Showing as part of Mimetic Festival 2014 (17 – 29 November 2014)
Watching Kill The Beast’s The Boy Who Kicked Pigs unfold it becomes increasingly difficult to reconcile the narrator of this gothic horror show with the lovable, scarf-wearing time-traveller who regularly tops polls looking for the best Doctor Who. Yet Wikipedia tells me it is the very same Tom Baker who is responsible for this remarkably grotesque comic tale.
Underneath the story of Robert Caligari – the eponymous boy of our title – and his deviant pig-kicking ways lies the remnants of abandoned Roald Dahl tales, discarded Edward Gorey drawings and the bottled essence of Hilaire Belloc and his masterful ‘Cautionary Tales for Children’. It is a marvellously entertaining story that confounds expectations all the way through to its frenzied, horrific conclusion.
Kill The Beast should be applauded for seeing the potential in the book. It immediately feels like the story has found its natural home on stage and is perfected suited to be retold in a fashion that wholeheartedly embraces the visual medium. It is initially hard to ignore the now rather clichéd Tim Burton aesthetic that dominates proceedings yet as the play continues other, more theatrical, influences makes themselves known. One senses that the best bits of 1927 ‘The Children and Animals Took to the Streets’ and, going further back, Shockheaded Peter and The Tiger Lillies have been absorbed and turned into something new and exciting here.
At its centre is David Cumming’s extraordinary performance as Robert Caligari. Put simply it is a terrifyingly intense display of cartoon insanity; rather as if The Joker had taken teenage form. His face is contorted into an almost rictus grimace throughout and his body attuned to the need to make every gesture and movement as extravagant as possible to fully play up his grotesquery.
He is ably supported by the rest of the cast (and all members play multiple parts throughout) but it is Natasha Hodgson who really shines. As Caligari’s sister she builds a wonderful rapport with Cumming; they bounce off each perfectly and embody that spiralling dynamic of mutually loathing that can afflict siblings in their teenage years. It is also a great example of how Kill The Beast have clearly thought about how to give each character a distinctive trait – and in this case it is a wonderful shuffling gait that makes it feel that Hodgson is being pulled across the stage on magnets.

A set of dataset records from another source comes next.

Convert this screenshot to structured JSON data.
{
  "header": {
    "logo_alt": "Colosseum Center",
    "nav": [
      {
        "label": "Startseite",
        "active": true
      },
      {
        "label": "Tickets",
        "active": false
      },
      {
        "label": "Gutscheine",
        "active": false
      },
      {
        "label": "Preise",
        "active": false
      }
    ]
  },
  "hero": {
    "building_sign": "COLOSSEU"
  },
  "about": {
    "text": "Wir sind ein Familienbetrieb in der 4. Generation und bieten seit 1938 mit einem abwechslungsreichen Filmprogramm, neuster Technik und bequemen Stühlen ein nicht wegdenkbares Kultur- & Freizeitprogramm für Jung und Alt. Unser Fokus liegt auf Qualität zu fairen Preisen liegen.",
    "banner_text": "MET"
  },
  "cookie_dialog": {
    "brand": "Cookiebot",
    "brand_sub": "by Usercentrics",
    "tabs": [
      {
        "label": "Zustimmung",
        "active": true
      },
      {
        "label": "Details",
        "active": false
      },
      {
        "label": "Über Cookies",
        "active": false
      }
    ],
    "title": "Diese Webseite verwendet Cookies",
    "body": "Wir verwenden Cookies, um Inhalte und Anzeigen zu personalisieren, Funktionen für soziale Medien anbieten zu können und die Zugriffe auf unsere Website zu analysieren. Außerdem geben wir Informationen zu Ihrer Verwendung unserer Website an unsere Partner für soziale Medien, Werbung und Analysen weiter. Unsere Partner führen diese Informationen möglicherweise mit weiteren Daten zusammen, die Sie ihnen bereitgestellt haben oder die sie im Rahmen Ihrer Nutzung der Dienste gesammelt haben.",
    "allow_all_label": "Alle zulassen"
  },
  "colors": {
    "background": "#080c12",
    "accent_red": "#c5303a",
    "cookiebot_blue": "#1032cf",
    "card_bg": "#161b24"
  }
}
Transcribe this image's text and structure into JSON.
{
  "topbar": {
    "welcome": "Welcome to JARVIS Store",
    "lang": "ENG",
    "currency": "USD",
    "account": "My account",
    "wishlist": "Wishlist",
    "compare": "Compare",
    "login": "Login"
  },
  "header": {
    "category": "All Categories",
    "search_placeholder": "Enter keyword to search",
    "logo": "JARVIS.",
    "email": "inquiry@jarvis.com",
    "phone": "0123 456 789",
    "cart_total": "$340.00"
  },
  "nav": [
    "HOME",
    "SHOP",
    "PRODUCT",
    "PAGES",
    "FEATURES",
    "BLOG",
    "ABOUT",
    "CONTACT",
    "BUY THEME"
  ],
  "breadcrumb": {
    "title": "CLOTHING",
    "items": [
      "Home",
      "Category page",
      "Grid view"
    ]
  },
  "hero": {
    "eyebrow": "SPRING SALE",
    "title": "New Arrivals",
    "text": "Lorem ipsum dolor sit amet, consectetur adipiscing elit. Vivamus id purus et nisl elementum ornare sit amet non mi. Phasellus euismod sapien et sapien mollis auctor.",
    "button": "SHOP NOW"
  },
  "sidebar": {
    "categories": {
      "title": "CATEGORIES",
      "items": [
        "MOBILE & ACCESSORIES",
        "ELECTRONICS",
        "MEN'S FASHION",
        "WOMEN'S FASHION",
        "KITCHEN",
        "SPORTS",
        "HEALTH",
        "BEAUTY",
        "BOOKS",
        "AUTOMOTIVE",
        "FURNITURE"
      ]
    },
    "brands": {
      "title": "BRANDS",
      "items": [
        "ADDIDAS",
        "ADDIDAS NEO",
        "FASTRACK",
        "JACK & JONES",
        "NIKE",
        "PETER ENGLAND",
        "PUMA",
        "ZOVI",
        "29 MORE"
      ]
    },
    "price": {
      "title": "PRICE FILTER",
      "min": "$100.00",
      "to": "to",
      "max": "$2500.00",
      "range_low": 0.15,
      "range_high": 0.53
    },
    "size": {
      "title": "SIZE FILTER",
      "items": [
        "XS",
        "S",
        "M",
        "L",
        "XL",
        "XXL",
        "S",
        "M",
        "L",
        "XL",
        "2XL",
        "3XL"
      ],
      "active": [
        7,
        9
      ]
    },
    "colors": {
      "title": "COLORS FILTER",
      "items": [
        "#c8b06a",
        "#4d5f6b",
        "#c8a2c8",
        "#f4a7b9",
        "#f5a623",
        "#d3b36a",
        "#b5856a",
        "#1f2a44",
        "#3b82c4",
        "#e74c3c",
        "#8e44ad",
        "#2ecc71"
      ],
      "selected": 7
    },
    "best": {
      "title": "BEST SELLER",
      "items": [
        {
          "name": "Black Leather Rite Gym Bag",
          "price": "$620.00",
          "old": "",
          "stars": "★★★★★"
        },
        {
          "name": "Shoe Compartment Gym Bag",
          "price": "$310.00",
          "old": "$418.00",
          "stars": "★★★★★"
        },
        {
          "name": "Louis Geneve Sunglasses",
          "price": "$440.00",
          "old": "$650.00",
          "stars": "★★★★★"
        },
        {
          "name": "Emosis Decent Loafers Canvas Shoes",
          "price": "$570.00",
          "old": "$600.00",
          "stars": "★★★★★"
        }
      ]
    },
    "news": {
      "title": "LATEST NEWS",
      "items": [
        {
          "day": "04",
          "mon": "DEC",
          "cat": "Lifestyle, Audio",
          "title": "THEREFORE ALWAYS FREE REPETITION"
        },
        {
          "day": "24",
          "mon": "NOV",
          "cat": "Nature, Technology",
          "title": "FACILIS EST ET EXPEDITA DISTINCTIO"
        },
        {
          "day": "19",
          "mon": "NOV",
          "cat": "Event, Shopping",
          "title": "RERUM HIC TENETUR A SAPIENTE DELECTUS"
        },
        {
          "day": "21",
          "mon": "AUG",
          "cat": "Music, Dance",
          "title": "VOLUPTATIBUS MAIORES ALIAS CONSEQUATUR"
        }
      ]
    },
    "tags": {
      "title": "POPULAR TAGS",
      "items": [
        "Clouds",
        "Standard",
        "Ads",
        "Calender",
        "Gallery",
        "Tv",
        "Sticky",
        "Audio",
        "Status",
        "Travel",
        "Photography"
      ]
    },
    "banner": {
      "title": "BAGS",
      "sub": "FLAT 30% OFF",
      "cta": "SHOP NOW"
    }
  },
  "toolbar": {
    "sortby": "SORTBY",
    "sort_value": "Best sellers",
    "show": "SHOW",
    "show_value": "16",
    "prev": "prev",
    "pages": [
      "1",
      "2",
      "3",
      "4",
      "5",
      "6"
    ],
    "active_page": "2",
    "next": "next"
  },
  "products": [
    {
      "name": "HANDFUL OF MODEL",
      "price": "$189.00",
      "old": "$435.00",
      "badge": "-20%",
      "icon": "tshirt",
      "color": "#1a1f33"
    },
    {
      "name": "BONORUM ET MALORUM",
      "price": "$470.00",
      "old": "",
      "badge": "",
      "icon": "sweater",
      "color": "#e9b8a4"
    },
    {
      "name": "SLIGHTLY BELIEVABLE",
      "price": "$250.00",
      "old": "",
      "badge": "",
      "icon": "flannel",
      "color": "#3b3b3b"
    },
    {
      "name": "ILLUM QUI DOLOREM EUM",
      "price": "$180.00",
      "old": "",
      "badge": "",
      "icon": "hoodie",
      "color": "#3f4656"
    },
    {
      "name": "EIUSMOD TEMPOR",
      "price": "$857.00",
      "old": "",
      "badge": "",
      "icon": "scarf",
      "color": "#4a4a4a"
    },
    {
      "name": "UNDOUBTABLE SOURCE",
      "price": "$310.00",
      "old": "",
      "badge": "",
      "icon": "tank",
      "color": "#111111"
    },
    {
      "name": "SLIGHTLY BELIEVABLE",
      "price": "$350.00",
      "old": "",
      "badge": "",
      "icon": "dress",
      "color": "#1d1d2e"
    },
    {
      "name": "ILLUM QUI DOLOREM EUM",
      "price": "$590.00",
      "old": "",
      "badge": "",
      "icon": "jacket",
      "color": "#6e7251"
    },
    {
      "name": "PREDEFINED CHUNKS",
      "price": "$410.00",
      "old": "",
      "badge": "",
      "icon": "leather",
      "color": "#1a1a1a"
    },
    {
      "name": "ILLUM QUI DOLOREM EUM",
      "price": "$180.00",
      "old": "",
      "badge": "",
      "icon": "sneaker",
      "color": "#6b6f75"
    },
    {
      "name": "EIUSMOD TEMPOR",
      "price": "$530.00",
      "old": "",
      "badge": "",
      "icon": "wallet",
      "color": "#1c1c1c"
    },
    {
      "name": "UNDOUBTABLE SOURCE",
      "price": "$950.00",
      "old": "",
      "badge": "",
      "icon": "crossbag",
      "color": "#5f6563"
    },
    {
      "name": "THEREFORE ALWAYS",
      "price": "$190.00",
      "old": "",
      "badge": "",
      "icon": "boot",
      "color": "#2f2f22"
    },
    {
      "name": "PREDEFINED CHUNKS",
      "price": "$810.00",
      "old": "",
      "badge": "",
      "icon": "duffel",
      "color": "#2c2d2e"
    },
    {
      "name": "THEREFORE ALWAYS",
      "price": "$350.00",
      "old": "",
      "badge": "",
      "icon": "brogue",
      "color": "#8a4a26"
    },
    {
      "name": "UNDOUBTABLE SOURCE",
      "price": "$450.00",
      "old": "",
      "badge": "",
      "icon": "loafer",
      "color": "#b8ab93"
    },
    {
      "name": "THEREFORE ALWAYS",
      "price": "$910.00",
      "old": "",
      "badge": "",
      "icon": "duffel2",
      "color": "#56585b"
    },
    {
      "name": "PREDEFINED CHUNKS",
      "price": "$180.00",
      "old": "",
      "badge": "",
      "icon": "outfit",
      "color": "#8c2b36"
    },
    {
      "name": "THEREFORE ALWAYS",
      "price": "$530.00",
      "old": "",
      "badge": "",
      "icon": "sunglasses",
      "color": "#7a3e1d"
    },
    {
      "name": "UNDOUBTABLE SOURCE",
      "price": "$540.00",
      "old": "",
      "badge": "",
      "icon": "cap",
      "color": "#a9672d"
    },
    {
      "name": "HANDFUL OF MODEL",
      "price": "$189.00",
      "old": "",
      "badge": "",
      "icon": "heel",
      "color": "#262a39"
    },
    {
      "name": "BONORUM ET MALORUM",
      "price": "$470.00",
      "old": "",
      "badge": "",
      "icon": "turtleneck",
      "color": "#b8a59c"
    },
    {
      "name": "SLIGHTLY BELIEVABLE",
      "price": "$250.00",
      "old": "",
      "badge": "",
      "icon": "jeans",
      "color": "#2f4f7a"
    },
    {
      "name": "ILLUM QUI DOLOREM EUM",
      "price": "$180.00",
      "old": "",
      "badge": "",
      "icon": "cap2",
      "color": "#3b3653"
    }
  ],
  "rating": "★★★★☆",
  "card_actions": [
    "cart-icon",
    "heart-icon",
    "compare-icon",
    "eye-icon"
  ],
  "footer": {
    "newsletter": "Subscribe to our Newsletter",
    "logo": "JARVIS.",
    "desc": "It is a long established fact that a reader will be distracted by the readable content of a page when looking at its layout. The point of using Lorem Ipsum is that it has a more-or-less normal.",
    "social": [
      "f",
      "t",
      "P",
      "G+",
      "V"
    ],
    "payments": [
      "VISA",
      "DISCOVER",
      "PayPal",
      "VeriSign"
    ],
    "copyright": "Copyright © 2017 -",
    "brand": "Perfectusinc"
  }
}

The production design is impressive; the projected animated backdrops are a simple way of enabling a company with limited resources to not be inhibited by location. The style fits with the tone of the play and the highly stylised movements of the cast occasionally give the impression we are watching an animation that has come to life rather than a play.
Director Clem Garrity should be applauded for the unity of purpose that holds it all together. It would have been very tempting to rely on the strength of the book but throughout there is a real sense that this young, scarily talented company have spent time considering how individual set-ups can be translated onto the stage. This can be seen most clearly in the cracking, and absolutely unexpected, musical number that breaks up the action halfway through. It comes out of nowhere but it is put together with such timing and commitment that it becomes a genuine show-stopper in its own right.
It also acts as a salient reminder of the choreography that is needed throughout. The show is delivered at a furious pace and some of the required costume changes are mind-boggling. Yet there is a balletic grace to the transition and the cast seem entirely comfortable and as a result the audience can relax safe in the knowledge that any sense that it will spiral out of control is all intended.
The Boy Who Kicked Pigs is a hugely enjoyable guilty pleasure for adults, a knowing indulgence in a story that has been lovingly recreated by the company. It would also be absolutely perfect for a teenage audience: if this doesn’t convince a class of Year 9’s that theatre can be, at the very least, an enjoyable experience then there really is no hope left.